Pour commencer l’année avec un peu de fantaisie avant de replonger dans le chaos du réel, voici L’Histoire du soldat (2019). Une pièce chorégraphique pour trois interprètes et un récitant — le chorégraphe lui-même, Lionel Hoche. Spectacle tourbillonnant, L’histoire du soldat mobilise danse, théâtre, musique, vidéo, cirque, arts plastiques… Déployant ainsi tous ses atours pour enchanter les spectateurs (dès 6 ans). Au rythme de la musique d’Igor Stravinsky, cet opéra centenaire retrouve, avec Lionel Hoche (Cie Mémé Banjo), des couleurs très actuelles. Mimodrame (théâtre musical sans chanteur), L’Histoire du soldat embarque les publics dans son périple. Celui d’un soldat qui, rentrant au pays, croise sur sa route le diable. Charmeur, celui-ci lui propose un marché : son violon en échange d’un livre capable de prédire l’avenir. Séduit, le soldat accepte. Sa fortune acquise, il finira néanmoins par tout perdre pour retrouver son violon et conquérir le cÅ“ur d’une princesse.
L’Histoire du soldat de Lionel Hoche : entre danse, cirque, théâtre et mime (dès 6 ans)
Sur scène, les trois personnages (le soldat violoniste, le diable et la princesse) évoluent dans un immense paysage vidéo. Les deux danseurs (Vincent Delétang ; Emilio Urbina) et la circassienne (Anne-Claire Gonnard) jouent au sein d’un dispositif scénographique opérant le déplacement.
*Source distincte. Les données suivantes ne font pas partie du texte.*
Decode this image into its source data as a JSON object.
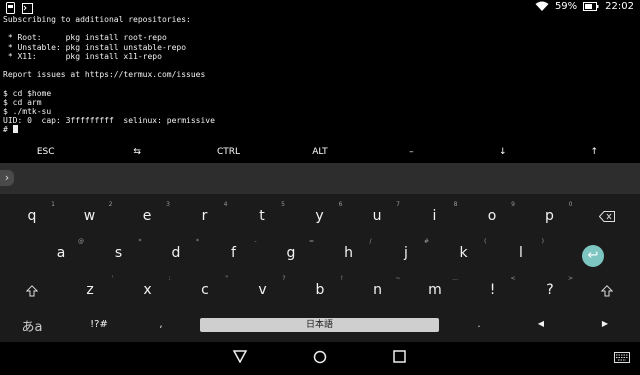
{
  "status": {
    "battery": "59%",
    "time": "22:02"
  },
  "terminal": {
    "lines": [
      "Subscribing to additional repositories:",
      "",
      " * Root:     pkg install root-repo",
      " * Unstable: pkg install unstable-repo",
      " * X11:      pkg install x11-repo",
      "",
      "Report issues at https://termux.com/issues",
      "",
      "$ cd $home",
      "$ cd arm",
      "$ ./mtk-su",
      "UID: 0  cap: 3fffffffff  selinux: permissive"
    ],
    "prompt": "# "
  },
  "extra_keys": [
    "ESC",
    "⇆",
    "CTRL",
    "ALT",
    "–",
    "↓",
    "↑"
  ],
  "keyboard": {
    "row1": [
      {
        "ch": "q",
        "hint": "1"
      },
      {
        "ch": "w",
        "hint": "2"
      },
      {
        "ch": "e",
        "hint": "3"
      },
      {
        "ch": "r",
        "hint": "4"
      },
      {
        "ch": "t",
        "hint": "5"
      },
      {
        "ch": "y",
        "hint": "6"
      },
      {
        "ch": "u",
        "hint": "7"
      },
      {
        "ch": "i",
        "hint": "8"
      },
      {
        "ch": "o",
        "hint": "9"
      },
      {
        "ch": "p",
        "hint": "0"
      }
    ],
    "row2": [
      {
        "ch": "a",
        "hint": "@"
      },
      {
        "ch": "s",
        "hint": "*"
      },
      {
        "ch": "d",
        "hint": "*"
      },
      {
        "ch": "f",
        "hint": "-"
      },
      {
        "ch": "g",
        "hint": "="
      },
      {
        "ch": "h",
        "hint": "/"
      },
      {
        "ch": "j",
        "hint": "#"
      },
      {
        "ch": "k",
        "hint": "("
      },
      {
        "ch": "l",
        "hint": ")"
      }
    ],
    "row3": [
      {
        "ch": "z",
        "hint": "'"
      },
      {
        "ch": "x",
        "hint": ":"
      },
      {
        "ch": "c",
        "hint": "\""
      },
      {
        "ch": "v",
        "hint": "?"
      },
      {
        "ch": "b",
        "hint": "!"
      },
      {
        "ch": "n",
        "hint": "~"
      },
      {
        "ch": "m",
        "hint": "..."
      },
      {
        "ch": "!",
        "hint": "<"
      },
      {
        "ch": "?",
        "hint": ">"
      }
    ],
    "row4": {
      "lang_toggle": "あa",
      "symbols": "!?#",
      "comma": ",",
      "space": "日本語",
      "period": ".",
      "left": "◀",
      "right": "▶"
    }
  },
  "colors": {
    "enter_accent": "#7cc5c1",
    "drawer_bg": "#2d2d2d",
    "keyboard_bg": "#1b1b1b"
  },
  "icons": [
    "termux-icon",
    "notification-icon",
    "wifi-icon",
    "battery-icon",
    "backspace-icon",
    "shift-icon",
    "enter-icon",
    "back-icon",
    "home-icon",
    "recents-icon",
    "keyboard-icon"
  ]
}
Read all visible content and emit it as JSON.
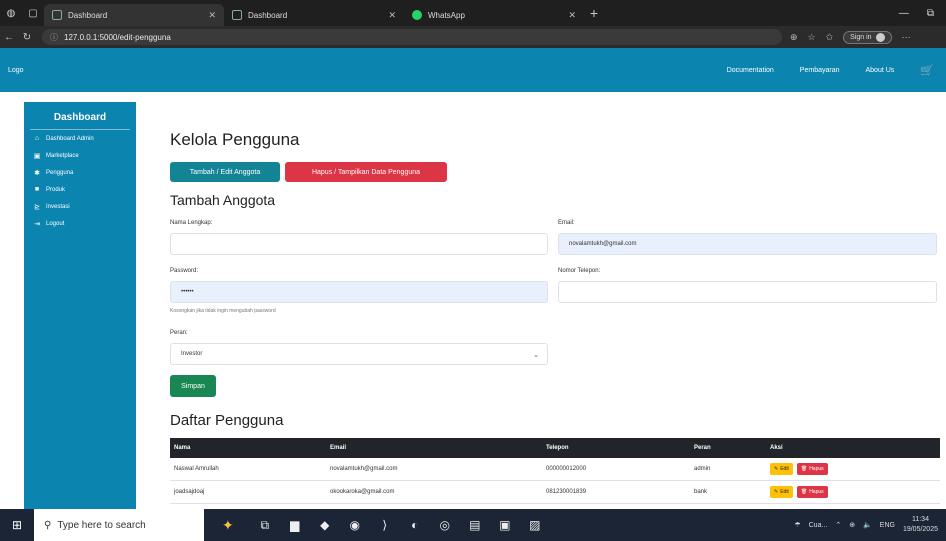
{
  "browser": {
    "tabs": [
      {
        "title": "Dashboard",
        "active": true
      },
      {
        "title": "Dashboard",
        "active": false
      },
      {
        "title": "WhatsApp",
        "active": false
      }
    ],
    "url": "127.0.0.1:5000/edit-pengguna",
    "signin_label": "Sign in"
  },
  "navbar": {
    "logo": "Logo",
    "links": [
      "Documentation",
      "Pembayaran",
      "About Us"
    ]
  },
  "sidebar": {
    "title": "Dashboard",
    "items": [
      {
        "icon": "home-icon",
        "glyph": "⌂",
        "label": "Dashboard Admin"
      },
      {
        "icon": "store-icon",
        "glyph": "▣",
        "label": "Marketplace"
      },
      {
        "icon": "users-icon",
        "glyph": "✱",
        "label": "Pengguna"
      },
      {
        "icon": "box-icon",
        "glyph": "■",
        "label": "Produk"
      },
      {
        "icon": "chart-icon",
        "glyph": "⊵",
        "label": "Investasi"
      },
      {
        "icon": "logout-icon",
        "glyph": "⇥",
        "label": "Logout"
      }
    ]
  },
  "main": {
    "page_title": "Kelola Pengguna",
    "btn_add": "Tambah / Edit Anggota",
    "btn_delete": "Hapus / Tampilkan Data Pengguna",
    "form_title": "Tambah Anggota",
    "form": {
      "name_label": "Nama Lengkap:",
      "name_value": "",
      "email_label": "Email:",
      "email_value": "novalamtukh@gmail.com",
      "password_label": "Password:",
      "password_value": "••••••",
      "password_hint": "Kosongkan jika tidak ingin mengubah password",
      "phone_label": "Nomor Telepon:",
      "phone_value": "",
      "role_label": "Peran:",
      "role_value": "Investor",
      "submit": "Simpan"
    },
    "list_title": "Daftar Pengguna",
    "table": {
      "headers": [
        "Nama",
        "Email",
        "Telepon",
        "Peran",
        "Aksi"
      ],
      "rows": [
        {
          "name": "Naswal Amrullah",
          "email": "novalamtukh@gmail.com",
          "phone": "000000012000",
          "role": "admin"
        },
        {
          "name": "joadsajdoaj",
          "email": "okookaroka@gmail.com",
          "phone": "081230001839",
          "role": "bank"
        }
      ],
      "edit_label": "Edit",
      "delete_label": "Hapus"
    }
  },
  "taskbar": {
    "search_placeholder": "Type here to search",
    "app_label": "Cua...",
    "lang": "ENG",
    "time": "11:34",
    "date": "19/05/2025"
  },
  "colors": {
    "primary": "#0b84b0",
    "info": "#138496",
    "danger": "#dc3545",
    "success": "#198754",
    "warning": "#ffc107",
    "table_header": "#212529"
  }
}
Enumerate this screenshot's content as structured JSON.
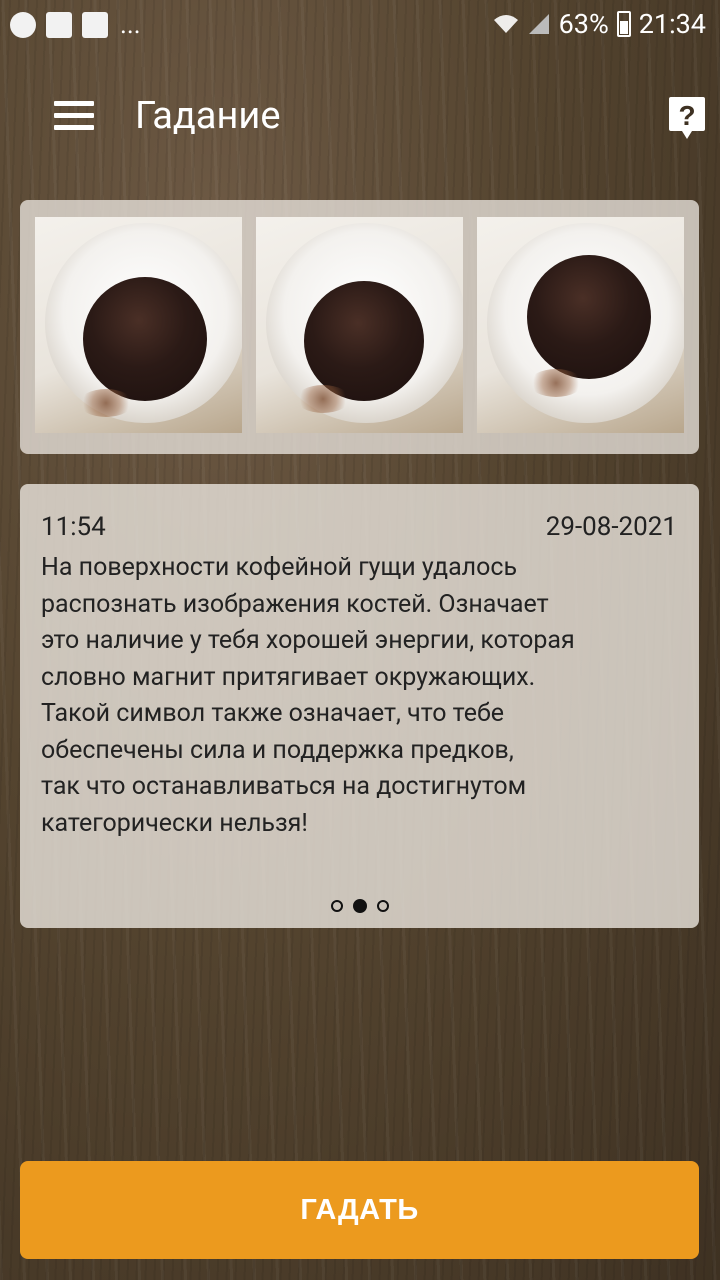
{
  "status_bar": {
    "notification_icons": [
      "whatsapp-icon",
      "gmail-icon",
      "image-icon"
    ],
    "overflow": "...",
    "battery": "63%",
    "time": "21:34"
  },
  "toolbar": {
    "title": "Гадание",
    "menu_icon": "hamburger-menu-icon",
    "help_icon": "help-question-icon"
  },
  "gallery": {
    "images": [
      "coffee-cup-photo-1",
      "coffee-cup-photo-2",
      "coffee-cup-photo-3"
    ]
  },
  "reading": {
    "time": "11:54",
    "date": "29-08-2021",
    "text": "На поверхности кофейной гущи удалось\nраспознать изображения костей. Означает\nэто наличие у тебя хорошей энергии, которая\nсловно магнит притягивает окружающих.\nТакой символ также означает, что тебе\nобеспечены сила и поддержка предков,\nтак что останавливаться на достигнутом\nкатегорически нельзя!",
    "pager": {
      "pages": 3,
      "current": 2
    }
  },
  "action_button": {
    "label": "ГАДАТЬ",
    "color": "#ec9a1e"
  }
}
Les paysages changent, tandis que les personnages demeurent sur cette même scène. Comme dans les films où les conducteurs tournent le volant sur fond de paysages projetés, pour faire comme s’ils étaient dans une voiture en marche. Tandis que le récitant, Lionel Hoche, joue aussi les accessoiristes. Lisant à la fois le texte de Charles-Ferdinand Ramuz, tout en intervenant sur le plateau lorsque besoin est. Tenant ainsi le milieu entre un dispositif d’énonciation invisible, et la mise au jour des ficelles du théâtre. Dans une mise en scène joyeusement rock’n roll, où le diable s’habille en chemise à fleurs et où la princesse voltige dans les cordages.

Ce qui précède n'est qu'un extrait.